Chris Davis Workout: Home Run Hitting Exercises


Chris Davis Workout

The Chris Davis workout includes the exercises needed to become a Home Run hitter. Chris Davis gained extra strength in the off-season by using a new workout. The key difference is that he incorporated Olympic lifts into his routine. This is what gave Chris Davis his Home Run hitting ability.


Chris Davis’ trainer, Joe Hogarty, was the strength and conditioning coach behind the change. Hogarty incorporated Olympic lifts into Chris Davis’ routine. The Home Run hitting exercises that Chris Davis workout uses are:

Orioles First Baseman, Chris Davis, says:

In Texas, there were maybe four or five guys always in the weight room. Here, there are like 20. One of the reasons I finished as strong as I did last year was the workouts. I came in with some [past] knee issues and was able to run around in the outfield and not have knee problems or anything like that.

Olympic Lifting For Home Run Hitting

Olympic lifts are unique to advanced weight training. These lifts lead to Home Run hitting. The challenge is that Olympic lifts require advanced movements with heavy weights.

The reward is a faster, and more explosive, musculoskeletal connection. Although Olympic lifts don’t use a baseball bat, they train the mind in coordination. For Chris Davis, this improved his home run hitting ability on the baseball field.

These exercises are known as Home Run Hitter Exercises because of the way your body responds. Power cleaning 300 pounds has more of a musculoskeletal connection to swinging a bat than people think.


The muscle fibers that you activate while swinging a bat, are the same one uses to perform many Olympic lifts.

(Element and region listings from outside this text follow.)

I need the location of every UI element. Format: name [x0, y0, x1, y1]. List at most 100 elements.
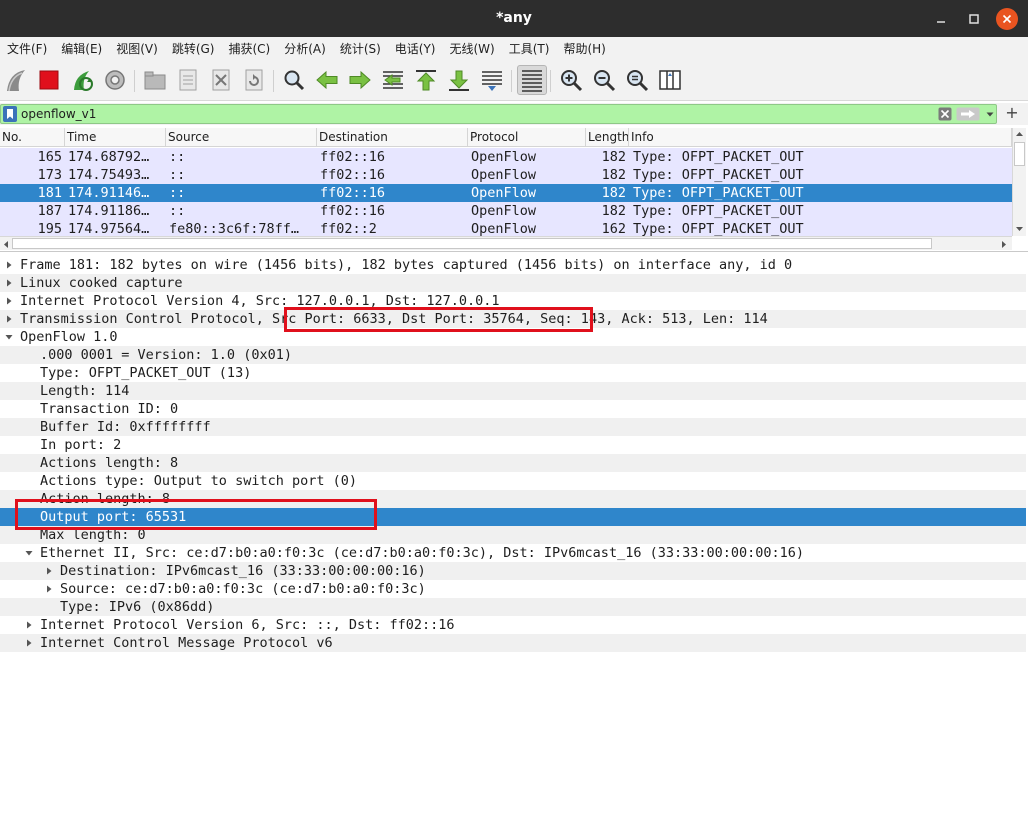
save-file-button[interactable]: [173, 65, 203, 95]
zoom-in-button[interactable]: [556, 65, 586, 95]
go-first-button[interactable]: [411, 65, 441, 95]
zoom-in-icon: [561, 70, 583, 92]
clear-filter-icon[interactable]: [938, 107, 952, 121]
close-button[interactable]: [996, 8, 1018, 30]
tree-item[interactable]: Internet Control Message Protocol v6: [0, 634, 1026, 652]
packet-cell-destination: ff02::16: [320, 203, 386, 219]
menu-capture[interactable]: 捕获(C): [228, 38, 270, 60]
packet-row[interactable]: 165 174.68792…:: ff02::16 OpenFlow 182 Type: …: [0, 148, 1012, 166]
maximize-button[interactable]: [963, 8, 985, 30]
go-to-packet-icon: [383, 71, 403, 89]
tree-item[interactable]: Frame 181: 182 bytes on wire (1456 bits)…: [0, 256, 1026, 274]
collapsed-arrow-icon[interactable]: [4, 296, 14, 306]
colorize-button[interactable]: [517, 65, 547, 95]
tree-item[interactable]: Length: 114: [0, 382, 1026, 400]
collapsed-arrow-icon[interactable]: [44, 584, 54, 594]
minimize-icon: [937, 21, 945, 23]
packet-details-tree: Frame 181: 182 bytes on wire (1456 bits)…: [0, 256, 1028, 819]
collapsed-arrow-icon[interactable]: [4, 314, 14, 324]
tree-item[interactable]: .000 0001 = Version: 1.0 (0x01): [0, 346, 1026, 364]
open-file-button[interactable]: [140, 65, 170, 95]
tree-item[interactable]: Actions length: 8: [0, 454, 1026, 472]
filter-history-dropdown-icon[interactable]: [984, 107, 996, 121]
collapsed-arrow-icon[interactable]: [24, 620, 34, 630]
reload-file-button[interactable]: [239, 65, 269, 95]
expanded-arrow-icon[interactable]: [24, 548, 34, 558]
go-to-packet-button[interactable]: [378, 65, 408, 95]
menu-analyze[interactable]: 分析(A): [284, 38, 326, 60]
packet-list-vertical-scrollbar[interactable]: [1012, 128, 1026, 236]
go-last-button[interactable]: [444, 65, 474, 95]
bookmark-icon[interactable]: [3, 106, 17, 122]
close-file-button[interactable]: [206, 65, 236, 95]
packet-row[interactable]: 187 174.91186…:: ff02::16 OpenFlow 182 Type: …: [0, 202, 1012, 220]
auto-scroll-button[interactable]: [477, 65, 507, 95]
column-header-length[interactable]: Length: [586, 128, 629, 147]
tree-item[interactable]: Internet Protocol Version 6, Src: ::, Ds…: [0, 616, 1026, 634]
go-forward-button[interactable]: [345, 65, 375, 95]
column-header-info[interactable]: Info: [629, 128, 1012, 147]
minimize-button[interactable]: [930, 8, 952, 30]
menu-telephony[interactable]: 电话(Y): [395, 38, 436, 60]
scroll-right-icon[interactable]: [1000, 240, 1008, 249]
add-filter-button[interactable]: +: [1003, 104, 1021, 122]
go-back-button[interactable]: [312, 65, 342, 95]
display-filter-input[interactable]: [21, 105, 921, 123]
reload-file-icon: [245, 69, 263, 91]
scroll-up-icon[interactable]: [1015, 130, 1024, 138]
restart-capture-button[interactable]: [67, 65, 97, 95]
tree-item-label: Actions type: Output to switch port (0): [40, 473, 357, 489]
packet-row[interactable]: 173 174.75493…:: ff02::16 OpenFlow 182 Type: …: [0, 166, 1012, 184]
column-header-destination[interactable]: Destination: [317, 128, 468, 147]
horizontal-scroll-thumb[interactable]: [12, 238, 932, 249]
tree-item[interactable]: Type: OFPT_PACKET_OUT (13): [0, 364, 1026, 382]
tree-item[interactable]: Ethernet II, Src: ce:d7:b0:a0:f0:3c (ce:…: [0, 544, 1026, 562]
packet-cell-source: ::: [169, 185, 186, 201]
collapsed-arrow-icon[interactable]: [24, 638, 34, 648]
column-header-time[interactable]: Time: [65, 128, 166, 147]
close-file-icon: [212, 69, 230, 91]
collapsed-arrow-icon[interactable]: [44, 566, 54, 576]
tree-item[interactable]: In port: 2: [0, 436, 1026, 454]
tree-item[interactable]: Type: IPv6 (0x86dd): [0, 598, 1026, 616]
menu-tools[interactable]: 工具(T): [509, 38, 550, 60]
zoom-normal-button[interactable]: [622, 65, 652, 95]
tree-item[interactable]: Buffer Id: 0xffffffff: [0, 418, 1026, 436]
column-header-no[interactable]: No.: [0, 128, 65, 147]
collapsed-arrow-icon[interactable]: [4, 278, 14, 288]
start-capture-button[interactable]: [1, 65, 31, 95]
tree-item[interactable]: Actions type: Output to switch port (0): [0, 472, 1026, 490]
tree-item-label: Type: IPv6 (0x86dd): [60, 599, 215, 615]
menu-view[interactable]: 视图(V): [116, 38, 158, 60]
apply-filter-icon[interactable]: [956, 107, 980, 121]
capture-options-button[interactable]: [100, 65, 130, 95]
scroll-left-icon[interactable]: [2, 240, 10, 249]
packet-cell-info: Type: OFPT_PACKET_OUT: [633, 149, 804, 165]
tree-item[interactable]: Transaction ID: 0: [0, 400, 1026, 418]
packet-list: No. Time Source Destination Protocol Length In…: [0, 128, 1028, 252]
collapsed-arrow-icon[interactable]: [4, 260, 14, 270]
menu-wireless[interactable]: 无线(W): [450, 38, 495, 60]
menu-edit[interactable]: 编辑(E): [61, 38, 102, 60]
tree-item-label: Actions length: 8: [40, 455, 179, 471]
menu-statistics[interactable]: 统计(S): [340, 38, 381, 60]
resize-columns-button[interactable]: [655, 65, 685, 95]
find-packet-button[interactable]: [279, 65, 309, 95]
zoom-out-button[interactable]: [589, 65, 619, 95]
packet-cell-destination: ff02::16: [320, 149, 386, 165]
column-header-source[interactable]: Source: [166, 128, 317, 147]
scroll-down-icon[interactable]: [1015, 225, 1024, 233]
tree-item-label: Internet Control Message Protocol v6: [40, 635, 333, 651]
tree-item[interactable]: Destination: IPv6mcast_16 (33:33:00:00:0…: [0, 562, 1026, 580]
packet-list-horizontal-scrollbar[interactable]: [0, 236, 1012, 250]
column-header-protocol[interactable]: Protocol: [468, 128, 586, 147]
vertical-scroll-thumb[interactable]: [1014, 142, 1025, 166]
stop-capture-button[interactable]: [34, 65, 64, 95]
expanded-arrow-icon[interactable]: [4, 332, 14, 342]
packet-row[interactable]: 181 174.91146…:: ff02::16 OpenFlow 182 Type: …: [0, 184, 1012, 202]
menu-help[interactable]: 帮助(H): [563, 38, 605, 60]
menu-go[interactable]: 跳转(G): [172, 38, 215, 60]
tree-item[interactable]: Linux cooked capture: [0, 274, 1026, 292]
menu-file[interactable]: 文件(F): [7, 38, 47, 60]
tree-item[interactable]: Source: ce:d7:b0:a0:f0:3c (ce:d7:b0:a0:f…: [0, 580, 1026, 598]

It is hard to train these muscle fibers. You need to be performing an action that is both explosive, and uses a lot of weight. This is why Olympic lifting is the secret Home Run hitting workout routine.

Brady Anderson, Orioles VP of baseball operations says about Olympic lifting, and the Orioles strength coaches:

It’s hard to get people who want to teach [Olympic lifts]. It’s hard to get people who know how to teach it. I’m not trying to criticize anyone’s system, I’m just worried about this one. To me, this is very standard science, standard procedure, but still unusual in baseball. Speed and power.”

Orioles Transformation

In the 2013 off-season Spring training, all the Orioles took their workouts up a notch by training in a new facility.


Joe Hogarty is the strength and conditioning coach that ushered in all the new exercises. After being an intern for the Red Sox in 2003, Hogarty became a strength and conditioning coach with the Orioles. He started in the minor leagues, but worked his way up to the main strength and conditioning coach for the Orioles.

Ryan Crotin is the Orioles 3rd strength coach, who focuses on bio-mechanics. He says about the player transformation:

Making athletes better, physically faster, stronger, more powerful, the other benefit — injury prevention — comes from those facets.

The Orioles former training center was in Fort Lauderdale, Fla. It was such a bad gym that all it had was cardio. The weights were in a tent in the parking lot. Former player and Orioles broadcaster, Mike Bordick, says the previous facility was not up to par. He says:

It was ridiculous. Guys wanted to get stronger, but there was really not a lot of motivation.

The Orioles didn’t just get a new workout facility in the off-season. The Orioles even got new shoes. Weightlifting shoes have a 1.0″-1.5″ heel. This allows for stability in your heel, while performing Olympic lifts. The Adidas AdiPower Olympic weightlifting shoes Chris Davis wears is the signature look of the Baltimore Orioles in the off-season.

Paul Cater, another of the 4 strength coaches, supervised the Baltimore Orioles’ new workout routine. Paul Cater says:

When you see a guy wearing those shoes, you know he’s bought in, It’s a shift in culture, from what I understand. Every single person we’ve talked to said they’ve never had a better strength-and-conditioning program than this.

Chris Davis Steroid Allegations

The Chris Davis Steroid Allegations are unfair to someone who is training as hard as he is. Chris Davis is excelling as a home run hitter on the field, because of his commitment off the field. In the Orioles weight room, Chris Davis is the guy who’s giving 110%. Chris Davis says:

It’s extremely frustrating that people would just assume I was on something because I’m having success.

But, in the steroid era, success has it’s detractors. Chris Davis was questioned by ESPN about steroid allegations. Chris Davis says the steroid allegations are erroneous. He has been tested 4 times this year, and has been found clean each time. Chris Davis says:


The people who just assume you’re on steroids aren’t there in the weight room after a game when you’ve played four hours in the sweltering heat and you have zero energy, and you know you need to get a workout in. It’s just disrespectful.

The reason the Orioles decided to invest in a new training facility is simple. They want the best return they can get on their $100 million payroll investment. If you’re going to be shelling out that kind of money, you had better be doing the best Home Run hitting exercises known to man. And that, is Olympic lifting.